I had to carry you to the car. Your pounding heart hurts your chest – though maybe that’s the muscles that are pulled in tight around your ribcage. We drive. Drive in the cool and rainy winter night, trying to decide – is this an emergency? Do you need to go to the hospital? You’re breathing. Shallow and rapid, yes – but you’re breathing. Is this respiratory distress? You’ve eaten ice cream and now you’re sleepy. Can you be in distress and still enjoy Tiger Tail. Still fall asleep? Daddy and I exchange worried looks. We decide to wait. To let you sleep. To see if it gets any worse.

At midnight, you spike a fever, your skin suddenly hot to the touch, your hair soaked in sweat – your small body fighting off the virus that has caused this attack. My own worried heart beats a little harder, but you slumber on, your arm flung over my side, your shoulders rising and falling so fast. So fast. It’s a long, long night.

And then it’s sunrise and you’re using your inhaler. I’m counting again. Thirty-three breaths and 88 heart beats a minute. So much better. You’re going to be okay. You’ll stay home today and you’ll get better and better. And you’ll stay on your asthma meds this winter, so this can’t happen again. But if it does, you’re going to the hospital.

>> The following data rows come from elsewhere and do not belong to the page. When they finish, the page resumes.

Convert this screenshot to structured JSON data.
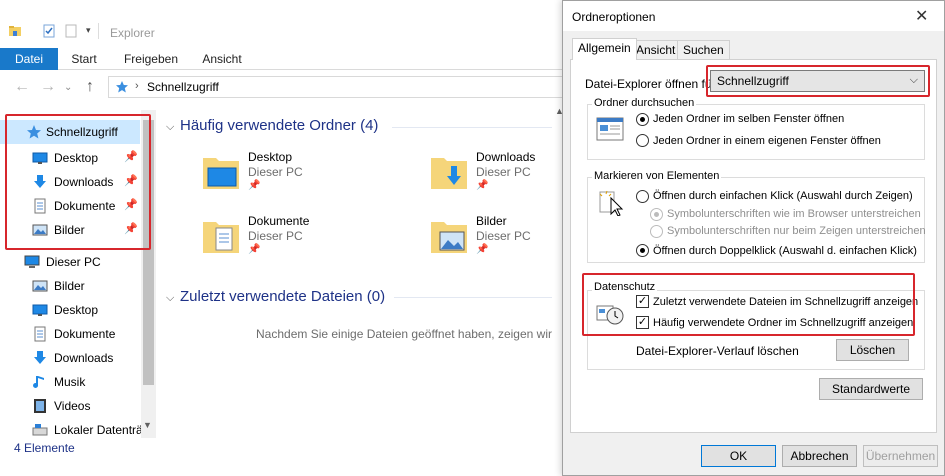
{
  "explorer": {
    "title": "Explorer",
    "ribbon_tabs": [
      "Datei",
      "Start",
      "Freigeben",
      "Ansicht"
    ],
    "address_crumb": "Schnellzugriff",
    "nav": {
      "quick_access": "Schnellzugriff",
      "pinned": [
        {
          "label": "Desktop",
          "icon": "desktop-icon"
        },
        {
          "label": "Downloads",
          "icon": "downloads-icon"
        },
        {
          "label": "Dokumente",
          "icon": "documents-icon"
        },
        {
          "label": "Bilder",
          "icon": "pictures-icon"
        }
      ],
      "this_pc": "Dieser PC",
      "pc_items": [
        {
          "label": "Bilder",
          "icon": "pictures-icon"
        },
        {
          "label": "Desktop",
          "icon": "desktop-icon"
        },
        {
          "label": "Dokumente",
          "icon": "documents-icon"
        },
        {
          "label": "Downloads",
          "icon": "downloads-icon"
        },
        {
          "label": "Musik",
          "icon": "music-icon"
        },
        {
          "label": "Videos",
          "icon": "videos-icon"
        },
        {
          "label": "Lokaler Datenträ",
          "icon": "drive-icon"
        }
      ]
    },
    "frequent_header": "Häufig verwendete Ordner (4)",
    "frequent_folders": [
      {
        "name": "Desktop",
        "location": "Dieser PC"
      },
      {
        "name": "Downloads",
        "location": "Dieser PC"
      },
      {
        "name": "Dokumente",
        "location": "Dieser PC"
      },
      {
        "name": "Bilder",
        "location": "Dieser PC"
      }
    ],
    "recent_header": "Zuletzt verwendete Dateien (0)",
    "recent_empty": "Nachdem Sie einige Dateien geöffnet haben, zeigen wir hier",
    "status": "4 Elemente"
  },
  "dialog": {
    "title": "Ordneroptionen",
    "tabs": [
      "Allgemein",
      "Ansicht",
      "Suchen"
    ],
    "open_label": "Datei-Explorer öffnen für:",
    "open_value": "Schnellzugriff",
    "browse": {
      "label": "Ordner durchsuchen",
      "options": [
        "Jeden Ordner im selben Fenster öffnen",
        "Jeden Ordner in einem eigenen Fenster öffnen"
      ]
    },
    "click": {
      "label": "Markieren von Elementen",
      "single": "Öffnen durch einfachen Klick (Auswahl durch Zeigen)",
      "underline_browser": "Symbolunterschriften wie im Browser unterstreichen",
      "underline_hover": "Symbolunterschriften nur beim Zeigen unterstreichen",
      "double": "Öffnen durch Doppelklick (Auswahl d. einfachen Klick)"
    },
    "privacy": {
      "label": "Datenschutz",
      "recent_files": "Zuletzt verwendete Dateien im Schnellzugriff anzeigen",
      "frequent_folders": "Häufig verwendete Ordner im Schnellzugriff anzeigen",
      "clear_label": "Datei-Explorer-Verlauf löschen",
      "clear_button": "Löschen"
    },
    "defaults_button": "Standardwerte",
    "ok": "OK",
    "cancel": "Abbrechen",
    "apply": "Übernehmen"
  },
  "colors": {
    "accent": "#1979ca",
    "highlight_box": "#d7262c",
    "selection": "#cce8ff",
    "link_text": "#1e3287"
  }
}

Your heart did just fine, but mine simply can’t take it.

January 17, 2011

Cabbage Roles


I spent part of Friday afternoon making cabbage rolls and thinking about Nan. It's her recipe book I use, and the delicious dish always brings childhood memories to mind. I found myself wishing that we could create little folds in the fabric of time that would allow Sam to walk right into 24 Rouge St. in 1975 to spend a day at Nan & Granddad's the way I did at his age.

Sam would love the yard, of course. The steep hill out back that ran down past the big vegetable garden and dipped into a conservation area—so perfect for exploring in summer and tobogganing in winter (oh that long walk back up!). The cemetery across the road with its imagination-fuelling tombstone tales. The pergola along one wall where grapes vines cast cool shadows on hot summer days. And the house was fun, too. An enclosed porch wrapped around from the kitchen door across the back as a high overhang above the walk-out basement below. It felt like a secret space full of neat things, and playing back there made you feel as though you were far away from the grown-ups—even though I'm sure they heard every word from the kitchen window.

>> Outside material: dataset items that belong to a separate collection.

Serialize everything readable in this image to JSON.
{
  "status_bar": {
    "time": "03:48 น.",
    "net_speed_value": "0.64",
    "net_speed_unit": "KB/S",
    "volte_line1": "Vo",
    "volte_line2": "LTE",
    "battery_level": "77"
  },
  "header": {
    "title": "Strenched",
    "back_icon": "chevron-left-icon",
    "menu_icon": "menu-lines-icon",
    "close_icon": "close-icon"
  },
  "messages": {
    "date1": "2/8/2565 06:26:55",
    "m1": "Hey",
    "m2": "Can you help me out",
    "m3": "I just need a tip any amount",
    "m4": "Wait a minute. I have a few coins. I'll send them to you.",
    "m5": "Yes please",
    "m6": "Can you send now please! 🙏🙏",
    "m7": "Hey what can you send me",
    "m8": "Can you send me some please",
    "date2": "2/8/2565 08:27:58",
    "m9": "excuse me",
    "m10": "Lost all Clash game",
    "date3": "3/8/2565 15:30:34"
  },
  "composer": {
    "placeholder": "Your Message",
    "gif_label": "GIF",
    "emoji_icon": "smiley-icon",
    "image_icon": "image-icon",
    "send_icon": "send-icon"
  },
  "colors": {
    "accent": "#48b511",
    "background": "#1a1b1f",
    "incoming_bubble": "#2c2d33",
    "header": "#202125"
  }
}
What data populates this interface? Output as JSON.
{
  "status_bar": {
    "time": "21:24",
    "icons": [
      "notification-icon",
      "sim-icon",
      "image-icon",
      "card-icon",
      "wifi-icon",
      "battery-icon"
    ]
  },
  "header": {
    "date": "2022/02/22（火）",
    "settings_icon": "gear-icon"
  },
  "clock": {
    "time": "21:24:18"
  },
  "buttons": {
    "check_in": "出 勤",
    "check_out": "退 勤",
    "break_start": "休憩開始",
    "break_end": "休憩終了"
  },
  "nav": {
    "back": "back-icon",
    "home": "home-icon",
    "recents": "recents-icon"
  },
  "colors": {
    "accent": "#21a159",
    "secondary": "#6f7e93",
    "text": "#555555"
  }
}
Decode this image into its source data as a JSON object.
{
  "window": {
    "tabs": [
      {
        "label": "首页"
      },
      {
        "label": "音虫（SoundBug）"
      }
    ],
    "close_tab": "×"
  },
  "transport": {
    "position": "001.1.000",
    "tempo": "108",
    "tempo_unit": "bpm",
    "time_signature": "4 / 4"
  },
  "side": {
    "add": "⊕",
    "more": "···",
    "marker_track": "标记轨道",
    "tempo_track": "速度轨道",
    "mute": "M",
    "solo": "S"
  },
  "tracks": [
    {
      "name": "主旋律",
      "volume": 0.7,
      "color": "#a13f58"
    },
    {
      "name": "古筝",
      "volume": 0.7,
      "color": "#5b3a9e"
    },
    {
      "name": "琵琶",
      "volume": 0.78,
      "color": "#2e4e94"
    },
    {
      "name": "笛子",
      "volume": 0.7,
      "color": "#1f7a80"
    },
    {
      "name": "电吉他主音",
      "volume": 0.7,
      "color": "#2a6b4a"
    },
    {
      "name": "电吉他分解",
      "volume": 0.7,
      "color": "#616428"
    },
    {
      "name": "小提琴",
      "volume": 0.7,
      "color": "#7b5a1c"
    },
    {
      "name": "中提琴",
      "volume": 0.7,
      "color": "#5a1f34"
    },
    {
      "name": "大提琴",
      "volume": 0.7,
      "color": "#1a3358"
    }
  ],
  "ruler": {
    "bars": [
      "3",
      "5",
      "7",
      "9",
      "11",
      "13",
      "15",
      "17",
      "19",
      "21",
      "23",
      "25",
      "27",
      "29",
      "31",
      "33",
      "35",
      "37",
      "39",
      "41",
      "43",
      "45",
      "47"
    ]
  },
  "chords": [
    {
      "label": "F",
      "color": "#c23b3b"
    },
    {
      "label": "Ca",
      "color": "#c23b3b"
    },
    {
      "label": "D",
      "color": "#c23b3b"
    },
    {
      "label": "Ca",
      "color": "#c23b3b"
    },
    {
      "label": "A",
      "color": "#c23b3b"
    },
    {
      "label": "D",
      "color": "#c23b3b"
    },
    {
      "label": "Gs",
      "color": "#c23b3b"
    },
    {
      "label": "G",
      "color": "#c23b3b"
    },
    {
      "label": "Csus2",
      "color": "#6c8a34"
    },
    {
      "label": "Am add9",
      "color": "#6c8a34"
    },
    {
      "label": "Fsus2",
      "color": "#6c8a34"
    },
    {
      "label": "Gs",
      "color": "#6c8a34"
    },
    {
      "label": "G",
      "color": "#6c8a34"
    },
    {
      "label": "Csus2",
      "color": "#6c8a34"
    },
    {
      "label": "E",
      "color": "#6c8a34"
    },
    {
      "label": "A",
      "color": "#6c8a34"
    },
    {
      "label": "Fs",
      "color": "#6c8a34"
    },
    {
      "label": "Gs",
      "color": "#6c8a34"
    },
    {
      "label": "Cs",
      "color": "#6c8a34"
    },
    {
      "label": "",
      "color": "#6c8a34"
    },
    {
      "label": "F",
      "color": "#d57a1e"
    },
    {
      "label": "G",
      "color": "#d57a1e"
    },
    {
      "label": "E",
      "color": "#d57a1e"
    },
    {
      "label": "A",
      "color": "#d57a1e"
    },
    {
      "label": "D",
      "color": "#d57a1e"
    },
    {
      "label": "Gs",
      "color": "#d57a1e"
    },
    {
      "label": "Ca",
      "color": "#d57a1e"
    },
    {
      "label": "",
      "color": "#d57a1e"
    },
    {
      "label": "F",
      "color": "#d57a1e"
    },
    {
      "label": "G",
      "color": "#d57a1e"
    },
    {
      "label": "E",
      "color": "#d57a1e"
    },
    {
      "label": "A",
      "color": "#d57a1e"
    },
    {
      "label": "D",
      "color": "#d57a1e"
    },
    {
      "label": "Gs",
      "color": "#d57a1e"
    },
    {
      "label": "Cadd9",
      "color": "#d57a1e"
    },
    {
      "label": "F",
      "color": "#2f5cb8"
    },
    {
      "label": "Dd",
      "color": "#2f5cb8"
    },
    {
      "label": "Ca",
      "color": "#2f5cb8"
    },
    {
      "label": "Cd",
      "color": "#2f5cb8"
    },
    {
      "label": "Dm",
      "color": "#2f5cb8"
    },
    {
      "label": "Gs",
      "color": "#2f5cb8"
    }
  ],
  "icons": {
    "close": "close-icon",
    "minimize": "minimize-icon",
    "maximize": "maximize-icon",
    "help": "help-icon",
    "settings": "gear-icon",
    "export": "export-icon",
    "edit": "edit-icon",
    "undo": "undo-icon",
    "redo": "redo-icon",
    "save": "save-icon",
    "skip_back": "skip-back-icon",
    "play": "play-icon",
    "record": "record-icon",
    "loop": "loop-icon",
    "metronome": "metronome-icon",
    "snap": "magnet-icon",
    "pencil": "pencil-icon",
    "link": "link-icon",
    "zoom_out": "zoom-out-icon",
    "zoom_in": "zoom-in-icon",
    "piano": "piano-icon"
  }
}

Then there were the treats. In addition to the ever-present candy bowl in the living room, the kitchen cupboard were stocked with rows of "store bought cookies" and "sugar cereals" (as we called them), and the fridge was full of Pop Shoppe pop of every variety. Nan made yummy homemade meals and delicious pies, but she knew that those Oreos, Cocoa Puffs, and Cream Sodas were quite the draw for kids being raised on healthy food at home! A grandma's prerogative.

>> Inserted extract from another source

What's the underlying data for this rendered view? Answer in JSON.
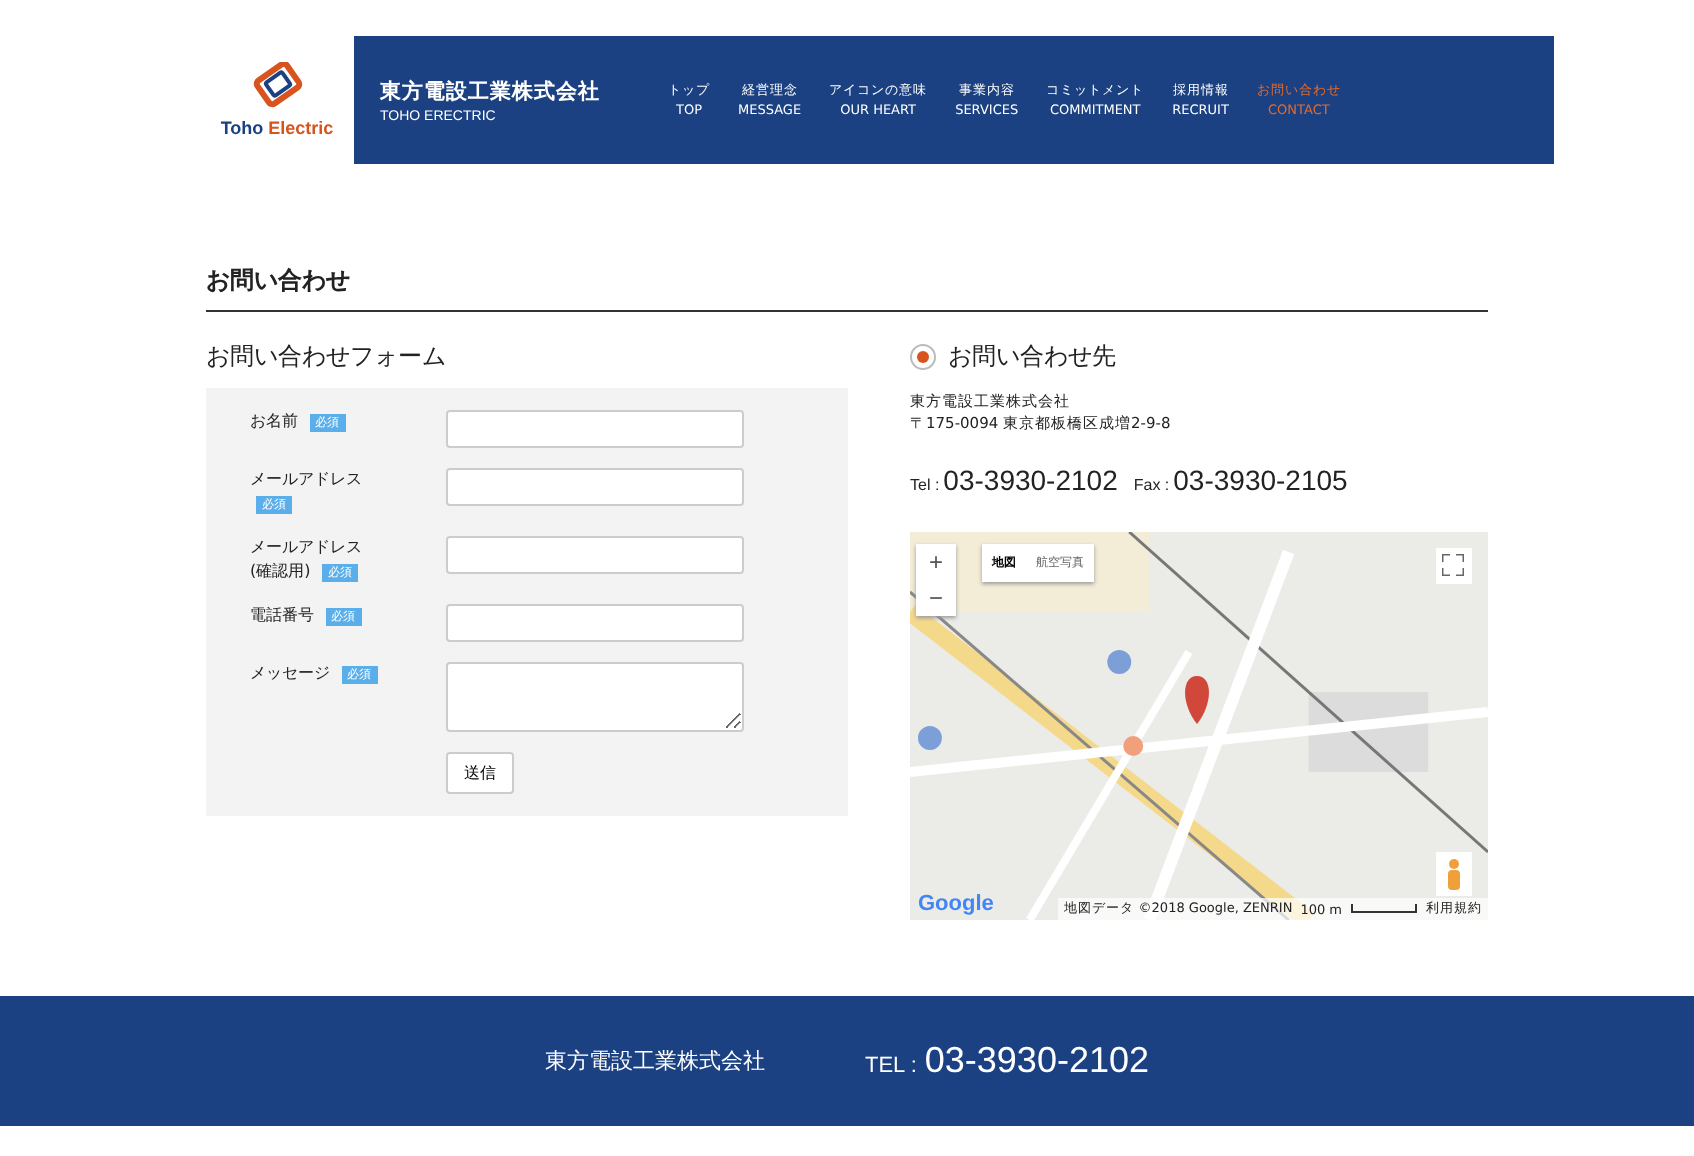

But the real excitement of a visit to Nan & Granddad's wasn't the fun yard and the cool house and the junk food. It was simply the way it felt to be there. As though we granddaughters were the most remarkable creatures to walk the face of the earth. So smart! So pretty! So talented! We spent many an hour in that living room performing songs and skits and gymnastics and anything else we were up to. Nan wasn't a captive audience; she was a captivated one. We couldn't have been more perfect to her and she made sure we knew it.

I'm sad sometimes that Sam came along a little too late to know Nan, but it makes my heart happy to tell him stories from my childhood and to explain that making cabbage rolls is part of our family story, one that connects him to his heritage.

When I first opened up Traditional Ukrainian Cookery, I found that the cabbage rolls recipe was bookmarked with a copy of "Footprints," the poem in which God assures the author that he never left him alone on his life's journey, that two sets of footprints dropped to one when God carried him through tough times. It's nice to think that Nan is following along on our journeys, too. Not leaving footprints in the snow from car to door anymore, but still leaving footprints in our hearts and lives. I snapped the photos for this post before sliding the cabbage rolls in the oven. And when I did, I whispered, "I love you, Nan." And I heard her answer clear as a bell: "I love you, too, darling."